I've been thinking about it for a while and since I had a day off I decided to shoot a roll of 400 speed film at 1600. Why? Well, I guess I just wanted to see how pushing the film two stops would affect the final images. Here's how I did it and a look at some results.
First of all, let's go through how I normally develop. The chemicals that I use are always the same: Kodak HC-110 (B) developer and Ilford Rapid Fixer. I use a Paterson tank (because plastic reels are the best!) and to keep track of time I use an iPhone app called Massive Dev Chart Timer. The best part about the app is that it tells you the correct developing time for your particular choise of chemicals.
So, here's how I did it.
- Pre-rinse: cold water, 2 minutes, constant agitation. (For some reason this step is not included in the app.)
- Developing: 16 minutes at 68°F. Constant agitation for the first full minute, then gently inverting the tank four times at the top of every minute for the remaining 15 minutes.
- Stopbath (water): 1 minute, constant agitation.
- Fixer: Constant agitation for the first full minute, then gently inverting the tank 4 times at the top of every minute for the remaining 4 minutes.
- Final rinse: simply flooding the tank in the sink for 10 minutes.
- Wetting agent (water mixed with 2 drops of YES dish detergent): 2 minutes, constant agitation.

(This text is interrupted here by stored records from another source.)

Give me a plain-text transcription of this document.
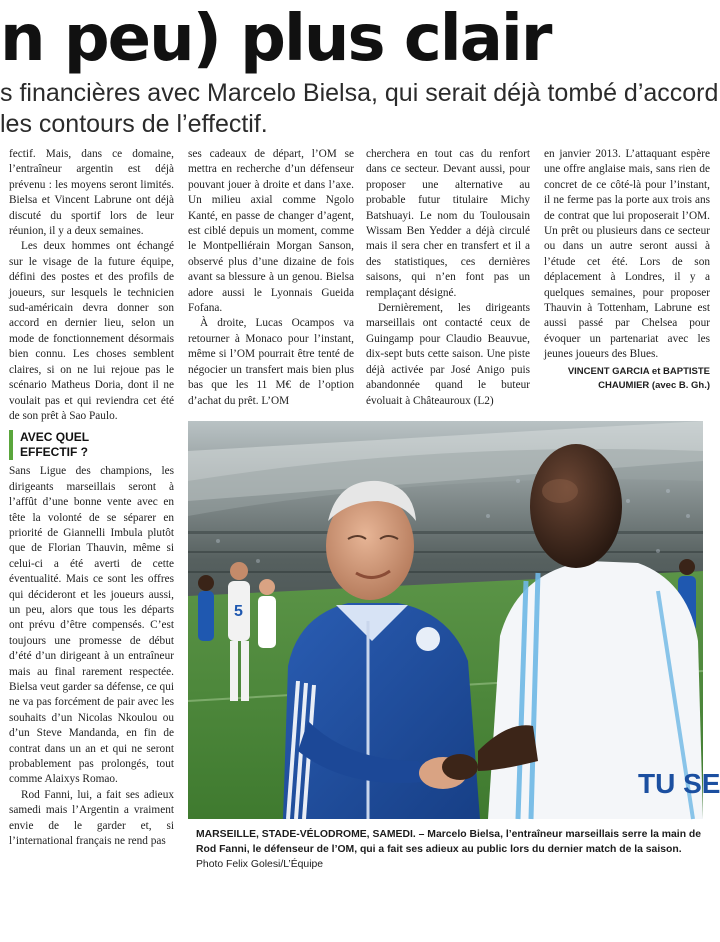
n peu) plus clair
s financières avec Marcelo Bielsa, qui serait déjà tombé d’accord
les contours de l’effectif.

fectif. Mais, dans ce domaine, l’entraîneur argentin est déjà prévenu : les moyens seront limités. Bielsa et Vincent Labrune ont déjà discuté du sportif lors de leur réunion, il y a deux semaines.

Les deux hommes ont échangé sur le visage de la future équipe, défini des postes et des profils de joueurs, sur lesquels le technicien sud-américain devra donner son accord en dernier lieu, selon un mode de fonctionnement désormais bien connu. Les choses semblent claires, si on ne lui rejoue pas le scénario Matheus Doria, dont il ne voulait pas et qui reviendra cet été de son prêt à Sao Paulo.

AVEC QUEL
EFFECTIF ?

Sans Ligue des champions, les dirigeants marseillais seront à l’affût d’une bonne vente avec en tête la volonté de se séparer en priorité de Giannelli Imbula plutôt que de Florian Thauvin, même si celui-ci a été averti de cette éventualité. Mais ce sont les offres qui décideront et les joueurs aussi, un peu, alors que tous les départs ont prévu d’être compensés. C’est toujours une promesse de début d’été d’un dirigeant à un entraîneur mais au final rarement respectée. Bielsa veut garder sa défense, ce qui ne va pas forcément de pair avec les souhaits d’un Nicolas Nkoulou ou d’un Steve Mandanda, en fin de contrat dans un an et qui ne seront probablement pas prolongés, tout comme Alaixys Romao.

Rod Fanni, lui, a fait ses adieux samedi mais l’Argentin a vraiment envie de le garder et, si l’international français ne rend pas

ses cadeaux de départ, l’OM se mettra en recherche d’un défenseur pouvant jouer à droite et dans l’axe. Un milieu axial comme Ngolo Kanté, en passe de changer d’agent, est ciblé depuis un moment, comme le Montpelliérain Morgan Sanson, observé plus d’une dizaine de fois avant sa blessure à un genou. Bielsa adore aussi le Lyonnais Gueida Fofana.

À droite, Lucas Ocampos va retourner à Monaco pour l’instant, même si l’OM pourrait être tenté de négocier un transfert mais bien plus bas que les 11 M€ de l’option d’achat du prêt. L’OM

cherchera en tout cas du renfort dans ce secteur. Devant aussi, pour proposer une alternative au probable futur titulaire Michy Batshuayi. Le nom du Toulousain Wissam Ben Yedder a déjà circulé mais il sera cher en transfert et il a des statistiques, ces dernières saisons, qui n’en font pas un remplaçant désigné.

Dernièrement, les dirigeants marseillais ont contacté ceux de Guingamp pour Claudio Beauvue, dix-sept buts cette saison. Une piste déjà activée par José Anigo puis abandonnée quand le buteur évoluait à Châteauroux (L2)

en janvier 2013. L’attaquant espère une offre anglaise mais, sans rien de concret de ce côté-là pour l’instant, il ne ferme pas la porte aux trois ans de contrat que lui proposerait l’OM. Un prêt ou plusieurs dans ce secteur ou dans un autre seront aussi à l’étude cet été. Lors de son déplacement à Londres, il y a quelques semaines, pour proposer Thauvin à Tottenham, Labrune est aussi passé par Chelsea pour évoquer un partenariat avec les jeunes joueurs des Blues.

VINCENT GARCIA et BAPTISTE
CHAUMIER (avec B. Gh.)
TU SE
5
MARSEILLE, STADE-VÉLODROME, SAMEDI. – Marcelo Bielsa, l’entraîneur marseillais serre la main de Rod Fanni, le défenseur de l’OM, qui a fait ses adieux au public lors du dernier match de la saison. Photo Felix Golesi/L’Équipe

Now on to the result. The images below were shot hand held in poor lighting conditions using a Minolta X-700 and a 50mm f/2 lens. No masterpieces, i admit, but I was lazy and didn't even leave my appartment!

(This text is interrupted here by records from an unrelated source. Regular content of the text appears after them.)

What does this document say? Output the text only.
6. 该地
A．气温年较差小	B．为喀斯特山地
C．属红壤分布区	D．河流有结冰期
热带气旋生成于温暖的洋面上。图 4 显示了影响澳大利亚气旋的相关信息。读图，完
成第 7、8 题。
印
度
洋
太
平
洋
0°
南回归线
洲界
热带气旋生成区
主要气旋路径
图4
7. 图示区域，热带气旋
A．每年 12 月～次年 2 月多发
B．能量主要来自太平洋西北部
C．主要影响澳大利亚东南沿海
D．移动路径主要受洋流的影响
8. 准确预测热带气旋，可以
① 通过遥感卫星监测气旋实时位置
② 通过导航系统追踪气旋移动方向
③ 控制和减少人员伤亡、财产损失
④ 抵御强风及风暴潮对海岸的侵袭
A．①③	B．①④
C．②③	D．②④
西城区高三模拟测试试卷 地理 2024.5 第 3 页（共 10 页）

My test was in no way scientific. For example I could have shot another roll of the same compositions at box speed for comparison, but Tri-X is a film that I already know by heart. I simply wanted to see if I would notice any differences from normal developing, and I did! Higher contrast, more grain and less detail in shadow areas, just to mention some.
Then why push the film if the result is lower quality images, you might ask. Well, for one thing I wouldn't have been able to shoot hand held at box speed in such low light at all. Another advantage of pushing is that in daylight, a higher ISO lets you increase your shutter speed to freeze the action when your subject is on the move.
I might push another roll, this time using another type of film, say Ilford HP5?